A union survey of 640 pharmacists found that most are struggling with the influx of coronavirus-related work.
A third of respondents believe that people infected with the virus have visited their pharmacies and only 40 percent have received specific training to deal with the disease.
A survey of 640 pharmacists found that half of them are considering stopping or have already stopped because of the heavy workload and unsafe conditions during the coronavirus pandemic. Depicted is a man entering a pharmacy in Sydney
Gordon Brock, CEO of Professional Pharmacists Australia, said its members were pushed to the limit by employers who did not properly support staff.
“Pharmacists are at the forefront of the fight against COVID-19,” he said.
“They must be supported by additional personnel and provided with appropriate training, personal protective clothing and safe working conditions.”
Mr Brock said that the lack of training poses a risk to staff and customers.

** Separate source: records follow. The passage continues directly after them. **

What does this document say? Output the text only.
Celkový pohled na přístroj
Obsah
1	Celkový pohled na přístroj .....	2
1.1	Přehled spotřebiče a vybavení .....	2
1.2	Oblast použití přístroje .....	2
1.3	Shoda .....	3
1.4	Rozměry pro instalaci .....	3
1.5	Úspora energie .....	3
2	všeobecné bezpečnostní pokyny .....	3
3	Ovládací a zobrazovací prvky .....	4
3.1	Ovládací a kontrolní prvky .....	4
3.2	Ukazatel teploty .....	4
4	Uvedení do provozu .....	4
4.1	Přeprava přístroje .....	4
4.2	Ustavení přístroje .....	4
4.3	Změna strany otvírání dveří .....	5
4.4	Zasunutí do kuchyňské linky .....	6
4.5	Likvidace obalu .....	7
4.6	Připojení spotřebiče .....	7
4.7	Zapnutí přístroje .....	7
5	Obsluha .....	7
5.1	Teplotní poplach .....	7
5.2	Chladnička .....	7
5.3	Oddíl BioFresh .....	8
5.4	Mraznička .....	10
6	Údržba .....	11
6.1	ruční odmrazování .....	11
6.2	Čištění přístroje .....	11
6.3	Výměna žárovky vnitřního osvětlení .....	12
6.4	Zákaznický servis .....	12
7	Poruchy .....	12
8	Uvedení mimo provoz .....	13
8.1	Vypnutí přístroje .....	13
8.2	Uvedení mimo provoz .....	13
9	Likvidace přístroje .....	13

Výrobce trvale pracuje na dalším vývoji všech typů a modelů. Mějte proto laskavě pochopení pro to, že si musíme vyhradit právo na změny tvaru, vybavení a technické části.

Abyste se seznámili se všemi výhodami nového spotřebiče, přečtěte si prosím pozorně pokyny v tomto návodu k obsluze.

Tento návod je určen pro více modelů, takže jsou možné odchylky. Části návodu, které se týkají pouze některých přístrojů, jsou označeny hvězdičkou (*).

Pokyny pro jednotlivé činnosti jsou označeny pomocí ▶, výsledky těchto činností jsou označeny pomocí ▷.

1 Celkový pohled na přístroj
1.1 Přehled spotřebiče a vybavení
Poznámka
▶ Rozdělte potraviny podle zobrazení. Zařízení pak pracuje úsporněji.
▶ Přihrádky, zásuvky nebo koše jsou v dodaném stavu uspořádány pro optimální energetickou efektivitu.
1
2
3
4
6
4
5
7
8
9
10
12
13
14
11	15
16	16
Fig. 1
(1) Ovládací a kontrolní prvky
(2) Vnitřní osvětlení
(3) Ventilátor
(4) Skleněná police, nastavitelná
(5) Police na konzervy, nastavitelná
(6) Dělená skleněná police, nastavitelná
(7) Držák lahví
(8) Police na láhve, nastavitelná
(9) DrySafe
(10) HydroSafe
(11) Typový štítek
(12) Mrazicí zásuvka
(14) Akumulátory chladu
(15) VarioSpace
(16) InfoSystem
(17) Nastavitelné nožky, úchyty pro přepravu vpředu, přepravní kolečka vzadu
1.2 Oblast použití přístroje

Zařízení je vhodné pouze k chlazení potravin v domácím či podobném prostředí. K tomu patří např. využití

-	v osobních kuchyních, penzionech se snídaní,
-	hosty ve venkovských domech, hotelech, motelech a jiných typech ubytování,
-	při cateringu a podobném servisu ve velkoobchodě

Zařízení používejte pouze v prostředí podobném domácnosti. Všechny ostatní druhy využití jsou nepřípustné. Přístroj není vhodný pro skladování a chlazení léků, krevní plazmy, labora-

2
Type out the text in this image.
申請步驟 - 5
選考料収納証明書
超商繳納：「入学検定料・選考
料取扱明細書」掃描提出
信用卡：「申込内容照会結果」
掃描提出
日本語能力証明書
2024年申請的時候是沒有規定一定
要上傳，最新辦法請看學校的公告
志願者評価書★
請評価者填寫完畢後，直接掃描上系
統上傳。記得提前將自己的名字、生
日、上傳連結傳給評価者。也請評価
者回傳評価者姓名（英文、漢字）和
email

Gordon Brock, CEO of Professional Pharmacists Australia, said its members were pushed to the limit by employers who did not properly support staff. Depicted is a pharmacist interacting with a customer in a store in Hornsby, Sydney
One in five pharmacies is not properly disinfected and one in four may not redirect infected people to the national coronavirus hotline.
Two-thirds of pharmacists who are threatening to quit or have already blamed their employer for treating the pandemic.
Nearly three-quarters of pharmacists said their workload had increased significantly.
Forty percent worked extra hours to meet demand, while one in three worked through breaks.
“The failure of employers to properly support pharmacists during the COVID-19 crisis can lead to an exodus from the industry,” said Brock.